About two dozen activists gathered at Laurelhurst Park on March 30 to physically block city hazardous waste removal contractors from sweeping more than 15 tents from the curb strip along Southeast Oak Street.
It's the second time in six months that progressive activists have gathered to obstruct the removal of a homeless encampment from the iconic park in an affluent neighborhood. The last standoff lasted weeks, and activists say they're willing to stick it out that long again.
The city contractor, Rapid Response Bio Clean, says the problem with the encampment is its size: At least 15 tents line the park's southern edge, more than the city's requested maximum number, which is eight tents.

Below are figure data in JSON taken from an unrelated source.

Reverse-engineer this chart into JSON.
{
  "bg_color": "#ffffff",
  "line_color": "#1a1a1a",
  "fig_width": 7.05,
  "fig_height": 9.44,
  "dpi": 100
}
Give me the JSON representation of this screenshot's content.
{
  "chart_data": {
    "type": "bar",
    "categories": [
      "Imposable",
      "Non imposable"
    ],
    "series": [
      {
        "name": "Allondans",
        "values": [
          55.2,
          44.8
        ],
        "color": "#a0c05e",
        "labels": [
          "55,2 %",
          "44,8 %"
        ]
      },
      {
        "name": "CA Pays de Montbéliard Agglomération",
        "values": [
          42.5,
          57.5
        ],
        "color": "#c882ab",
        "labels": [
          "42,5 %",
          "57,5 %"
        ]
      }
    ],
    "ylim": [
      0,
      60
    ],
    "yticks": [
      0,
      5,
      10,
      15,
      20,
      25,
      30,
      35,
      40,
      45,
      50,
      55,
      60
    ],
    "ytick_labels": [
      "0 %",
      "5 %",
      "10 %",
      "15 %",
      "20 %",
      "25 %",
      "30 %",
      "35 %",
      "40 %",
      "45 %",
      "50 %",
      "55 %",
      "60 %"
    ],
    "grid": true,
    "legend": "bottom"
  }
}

Rapid Response Bio Clean arrived Tuesday morning but left soon after, its two workers outnumbered by a crowd of people in masks, hoodies and track pants. The activists set about cooking up a hot breakfast of pancakes, potatoes and eggs on camp stoves.
From the bed of a truck, a white-haired woman asked people to consider taking shifts so they didn't get burned out. They didn't expect Rapid Response to return that day and it seemed that the group—seeking to support the campers—might be there for weeks. The situation could replay the fall's drawn out November to December standoff, which ended with all the tents behind the park completely removed.
"Deescalate," the woman said. "We don't want to make this a direct action"—a phrase that carries a strong connotation of aggression and property damage. And unlike a direct-action march, no one wore identity-obscuring clothing. Instead, the organizers urged a gentle approach to protecting the people living in the park.
"Rapid [Response] asked police not to come, but if a resident calls, they will come. Housed people escalating the situation only makes the situation more dangerous for the unhoused," said the organizer, who declined to give her name.
As if on cue, a Chevrolet Tracker SUV barreled down Oak Street, and the crowd scattered away from the road. The SUV squealed to a stop, reversed, then sped off. Out the window, the driver boasted he had a gun.
Though the group plans to stay with the encampment for the long haul, what they'll do in the face of an actual sweep seems unclear. "Ask them what they need," one volunteer responded. "Help them carry their stuff. We're basically just here to provide support."
If police were anticipated, no shields were in sight—only coffee and pie.